Три дня спустя она опять пообещала ему прийти в следующий вторник. Встретившись со своим любовником в пассаже Панорам, она вдруг увидела в магазине шали из кружев шантильи и без умолку говорила о них с томным от вожделения взглядом. В понедельник утром молодой человек сказал ей, пытаясь смягчить улыбкой грубость сделки, что если она, наконец, сдержит слово, он приготовит ей маленький сюрприз. Берта поняла и снова расплакалась. Нет, нет, теперь она не пойдет к нему, он испортил ей всю прелесть свидания. Ведь она говорила о шали просто так, без всякого умысла, она уже не хочет ее, она бросит ее в печку, если он вздумает сделать ей этот подарок. Тем не менее назавтра они обо всем договорились: ночью, в половине первого, она трижды тихонько постучится к нему.

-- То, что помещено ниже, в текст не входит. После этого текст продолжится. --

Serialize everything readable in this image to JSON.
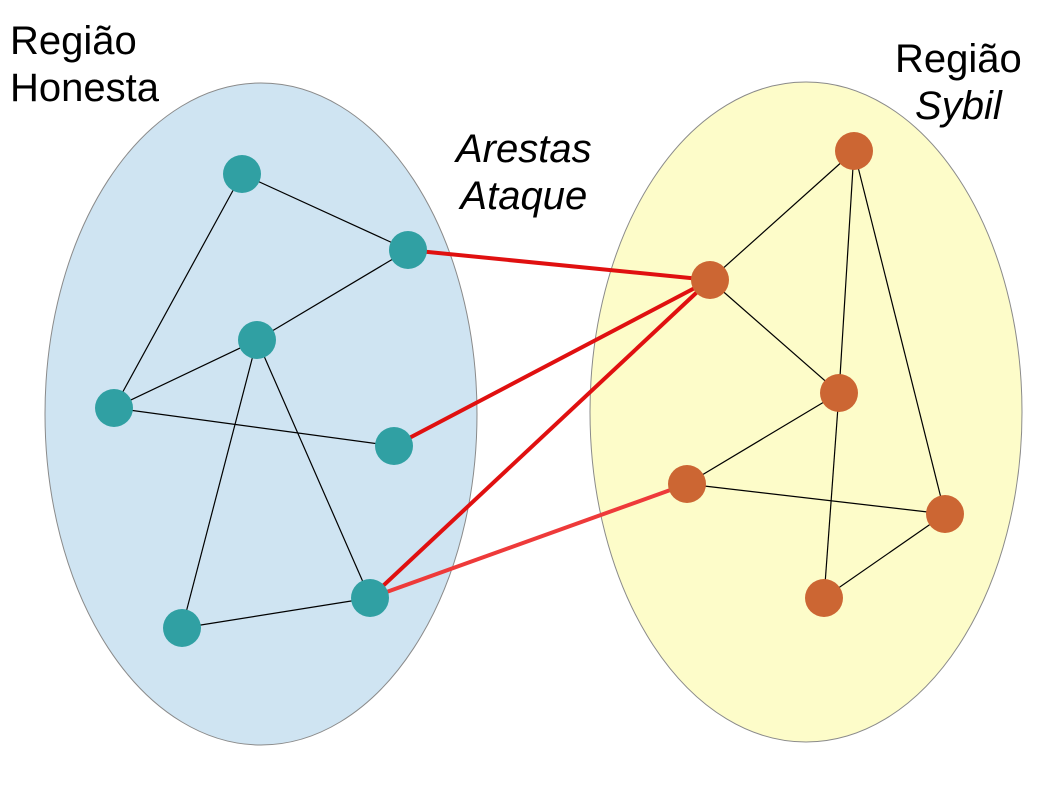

В этот день Огюст, собиравшийся ехать в Лион, показался Берте каким-то странным. Она застала его в кухне, когда он о чем-то шушукался за дверьми с Рашелью; вдобавок у него было совершенно желтое лицо, его знобило, он щурил глаза, но так как он жаловался на свою обычную мигрень, Берта решила, что он нездоров, и начала уверять его, что поездка пойдет ему на пользу. Как только Берта осталась одна, она вернулась в кухню, все еще продолжая беспокоиться, и попыталась выведать что-нибудь у служанки. Рашель была все так же скромна, почтительна, держалась так же замкнуто, как и в первые дни. Однако Берта смутно чувствовала, что служанка чем-то недовольна, и думала, что сделала большую ошибку, дав ей золотой и платье, а потом сразу прекратив подарки, – волей-неволей, разумеется, потому что у нее по-прежнему был на счету каждый франк.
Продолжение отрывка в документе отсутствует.